Read more: The dark side of Croatia’s World Cup succes
She added that she was “very proud” of the homecoming.
“There hasn’t been a single incident, no war cries or Ustasha greetings, nothing even remotely similar to hate speech or intolerance of anyone,” the president said.
Jasenovac death camp visit ‘deeply emotional’
The Croatian leader also commented on her recent visit to the World War II death camp of Jasenovac. Croatia’s Ustasha soldiers, allied with Nazi Germany, killed more than 82,000 people, mostly Serbs, on the site. The issue remains sensitive in modern-day Croatia, as many Croatian independence fighters used Ustasha symbols during the 1990s war.
During the speech, she slammed “the collaborationist Ustasha regime in World War II that brought horrible suffering to the Jewish community, but also to Serbs, Roma and Croats.”

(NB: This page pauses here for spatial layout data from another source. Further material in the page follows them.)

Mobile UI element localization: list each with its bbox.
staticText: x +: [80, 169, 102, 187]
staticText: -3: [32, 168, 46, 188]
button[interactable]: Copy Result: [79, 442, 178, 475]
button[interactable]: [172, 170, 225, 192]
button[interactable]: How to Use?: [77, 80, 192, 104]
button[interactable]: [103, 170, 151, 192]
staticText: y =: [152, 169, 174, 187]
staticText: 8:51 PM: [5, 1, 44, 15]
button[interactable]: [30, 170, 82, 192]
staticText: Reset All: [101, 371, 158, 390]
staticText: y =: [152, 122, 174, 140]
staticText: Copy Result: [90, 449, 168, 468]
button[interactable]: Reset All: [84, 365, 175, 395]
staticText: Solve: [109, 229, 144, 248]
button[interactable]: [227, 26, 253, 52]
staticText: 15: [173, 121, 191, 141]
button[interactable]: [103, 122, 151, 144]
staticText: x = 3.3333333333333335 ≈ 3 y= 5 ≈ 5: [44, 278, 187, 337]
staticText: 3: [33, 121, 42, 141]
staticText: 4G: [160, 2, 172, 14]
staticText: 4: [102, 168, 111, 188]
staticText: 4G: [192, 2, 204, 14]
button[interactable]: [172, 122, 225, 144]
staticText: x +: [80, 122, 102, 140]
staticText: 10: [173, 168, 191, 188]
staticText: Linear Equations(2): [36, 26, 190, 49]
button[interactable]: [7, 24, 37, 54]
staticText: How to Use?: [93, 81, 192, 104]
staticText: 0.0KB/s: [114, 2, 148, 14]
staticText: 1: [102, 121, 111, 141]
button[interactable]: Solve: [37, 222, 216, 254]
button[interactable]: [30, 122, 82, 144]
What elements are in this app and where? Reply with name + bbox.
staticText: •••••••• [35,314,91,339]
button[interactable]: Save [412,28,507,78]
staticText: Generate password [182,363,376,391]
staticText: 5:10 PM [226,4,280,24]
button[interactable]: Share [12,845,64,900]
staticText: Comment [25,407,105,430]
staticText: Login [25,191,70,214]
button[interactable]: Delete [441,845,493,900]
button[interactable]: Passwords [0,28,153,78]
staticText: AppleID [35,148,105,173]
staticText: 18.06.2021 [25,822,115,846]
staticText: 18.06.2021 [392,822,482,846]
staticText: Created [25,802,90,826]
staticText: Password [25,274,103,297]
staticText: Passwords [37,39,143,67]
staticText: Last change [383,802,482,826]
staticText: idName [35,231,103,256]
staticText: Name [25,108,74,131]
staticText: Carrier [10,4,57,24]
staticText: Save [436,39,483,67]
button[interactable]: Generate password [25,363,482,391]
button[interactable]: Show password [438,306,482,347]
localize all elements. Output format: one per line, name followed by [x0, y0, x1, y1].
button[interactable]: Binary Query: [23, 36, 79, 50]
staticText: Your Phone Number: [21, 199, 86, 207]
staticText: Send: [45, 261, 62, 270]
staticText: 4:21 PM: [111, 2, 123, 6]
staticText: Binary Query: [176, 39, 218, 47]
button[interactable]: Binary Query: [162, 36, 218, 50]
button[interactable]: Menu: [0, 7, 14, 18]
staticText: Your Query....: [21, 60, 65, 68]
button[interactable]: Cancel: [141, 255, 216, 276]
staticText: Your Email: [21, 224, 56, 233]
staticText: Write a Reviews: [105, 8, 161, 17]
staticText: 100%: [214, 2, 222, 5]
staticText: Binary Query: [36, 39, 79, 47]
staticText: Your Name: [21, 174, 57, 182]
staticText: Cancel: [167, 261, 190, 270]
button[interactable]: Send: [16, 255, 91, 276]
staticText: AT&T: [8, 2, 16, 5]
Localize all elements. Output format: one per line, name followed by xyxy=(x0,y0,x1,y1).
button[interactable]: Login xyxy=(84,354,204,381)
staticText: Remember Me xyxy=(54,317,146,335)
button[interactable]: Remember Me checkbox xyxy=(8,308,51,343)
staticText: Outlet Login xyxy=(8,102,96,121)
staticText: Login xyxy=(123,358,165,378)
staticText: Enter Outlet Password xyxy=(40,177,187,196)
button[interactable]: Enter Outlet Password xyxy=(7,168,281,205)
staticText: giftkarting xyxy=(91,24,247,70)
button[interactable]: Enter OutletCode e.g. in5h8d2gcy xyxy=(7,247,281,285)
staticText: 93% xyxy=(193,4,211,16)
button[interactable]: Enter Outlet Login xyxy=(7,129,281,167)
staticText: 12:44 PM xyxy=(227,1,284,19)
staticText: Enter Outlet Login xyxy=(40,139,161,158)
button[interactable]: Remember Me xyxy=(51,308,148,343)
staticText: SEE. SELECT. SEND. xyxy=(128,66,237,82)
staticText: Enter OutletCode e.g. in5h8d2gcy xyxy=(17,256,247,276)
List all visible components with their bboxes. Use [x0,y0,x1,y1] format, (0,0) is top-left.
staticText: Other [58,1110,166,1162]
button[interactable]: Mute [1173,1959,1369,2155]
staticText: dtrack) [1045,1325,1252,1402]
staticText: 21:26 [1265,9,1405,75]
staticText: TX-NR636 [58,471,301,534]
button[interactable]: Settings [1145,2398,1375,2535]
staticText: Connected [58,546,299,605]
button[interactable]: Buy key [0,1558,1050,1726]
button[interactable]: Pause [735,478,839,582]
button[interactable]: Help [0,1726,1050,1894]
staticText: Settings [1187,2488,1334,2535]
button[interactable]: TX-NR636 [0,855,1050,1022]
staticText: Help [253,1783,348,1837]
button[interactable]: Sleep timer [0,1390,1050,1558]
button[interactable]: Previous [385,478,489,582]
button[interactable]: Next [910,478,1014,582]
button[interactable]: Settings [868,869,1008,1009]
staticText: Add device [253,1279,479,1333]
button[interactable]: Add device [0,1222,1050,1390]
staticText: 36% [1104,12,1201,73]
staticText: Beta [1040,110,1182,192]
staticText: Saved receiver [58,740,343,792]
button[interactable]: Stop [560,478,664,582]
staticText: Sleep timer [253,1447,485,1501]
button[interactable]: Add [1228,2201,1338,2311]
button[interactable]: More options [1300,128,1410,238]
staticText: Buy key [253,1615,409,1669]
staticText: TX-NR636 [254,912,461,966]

However, she condemned any inflating of the number of Jasenovac victims with the aim of “imposing collective guilt on Croatia and the Croatian people.”
She also praised the “many Croats who died fighting for freedom and humanity” against the Ustasha.
Read more: Serbs, Jews to snub event at Croatian death camp of Jasenovac
Talking to DW, Grabar-Kitarovic said that visiting Jasenovac was “deeply emotional” for her.
“We need to admit this crime; it happened” she said.
Kolinda Grabar-Kitarovic became the president of Croatia in 2015, two years after the country joined the EU. She is the first woman to hold the office. Grabar-Kitarovic previously worked as Croatia’s ambassador to the US and assistant to NATO secretary-general.